Brooke attended preparatory (prep) school locally at Hillbrow, and then went on to Rugby School. At Rugby, he was romantically involved with fellow pupils Charles Lascelles, Denham Russell-Smith and Michael Sadleir. In 1905, he became friends with St. John Lucas, who thereafter became something of a mentor to him.

In October 1906, he went up to King's College, Cambridge, to study classics. There, he became a member of the Apostles, was elected as president of the university Fabian Society, helped found the Marlowe Society drama club and acted, including in the Cambridge Greek Play. The friendships he made at school and university set the course for his adult life, and many of the people he met—including George Mallory—fell under his spell. Virginia Woolf told Vita Sackville-West that she had gone skinny-dipping with Brooke in a moonlit pool when they were in Cambridge together. In 1907, his elder brother Dick died of pneumonia at age 26. Brooke planned to put his studies on hold to help his parents cope with the loss of his brother, but they insisted he return to university.

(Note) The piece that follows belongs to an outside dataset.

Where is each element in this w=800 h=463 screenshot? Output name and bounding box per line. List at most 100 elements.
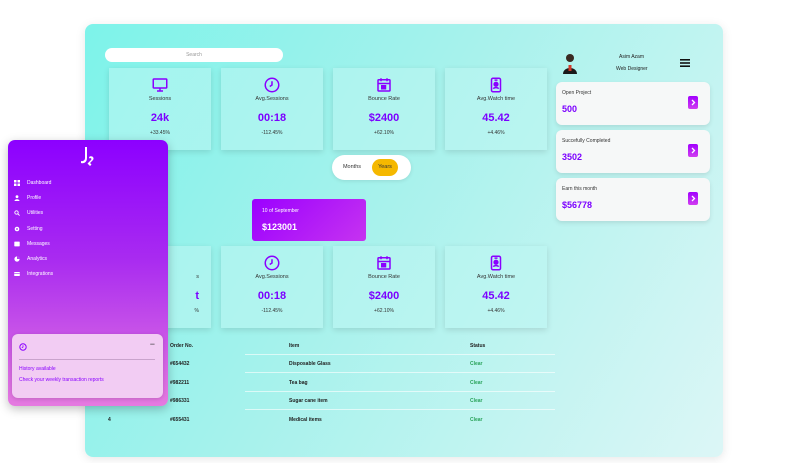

There is a blue plaque at The Orchard, Grantchester, where he lived and wrote. It reads: "Rupert Brooke Poet & Soldier 1887–1915 Lived and wrote at The Orchard 1909–1911, and at The Old Vicarage 1911–1912".

Brooke made friends among the Bloomsbury group of writers, some of whom admired his talent while others were more impressed by his good looks. He also belonged to another literary group known as the Georgian Poets and was one of the most important of the Dymock poets, associated with the Gloucestershire village of Dymock where he spent some time before the war. This group included both Robert Frost and Edward Thomas. He also lived at the Old Vicarage, Grantchester, which stimulated one of his best-known poems, named after the house, written with homesickness while in Berlin in 1912. While travelling in Europe, he prepared a thesis, entitled "John Webster and the Elizabethan Drama", which earned him a fellowship at King's College, Cambridge, in March 1913.

Brooke had his first relationship with Élisabeth van Rysselberghe, daughter of painter Théo van Rysselberghe. They met in 1911 in Munich. His affair with Élisabeth came closest to be consummated than any other he ever had so far. It is possible that the two became lovers in a "complete sense" in May 1913 in Swanley. It was in Munich, where he had met Élisabeth, that a year later he finally succeeded in a sexual liaison with Katherine Laird Cox.

Brooke suffered a severe emotional crisis in 1912, resulting in the breakdown of his long relationship with Ka Cox. Brooke's paranoia that Lytton Strachey had schemed to destroy his relationship with Cox by encouraging her to see Henry Lamb precipitated his break with his Bloomsbury group friends and played a part in his nervous collapse and subsequent rehabilitation trips to Germany.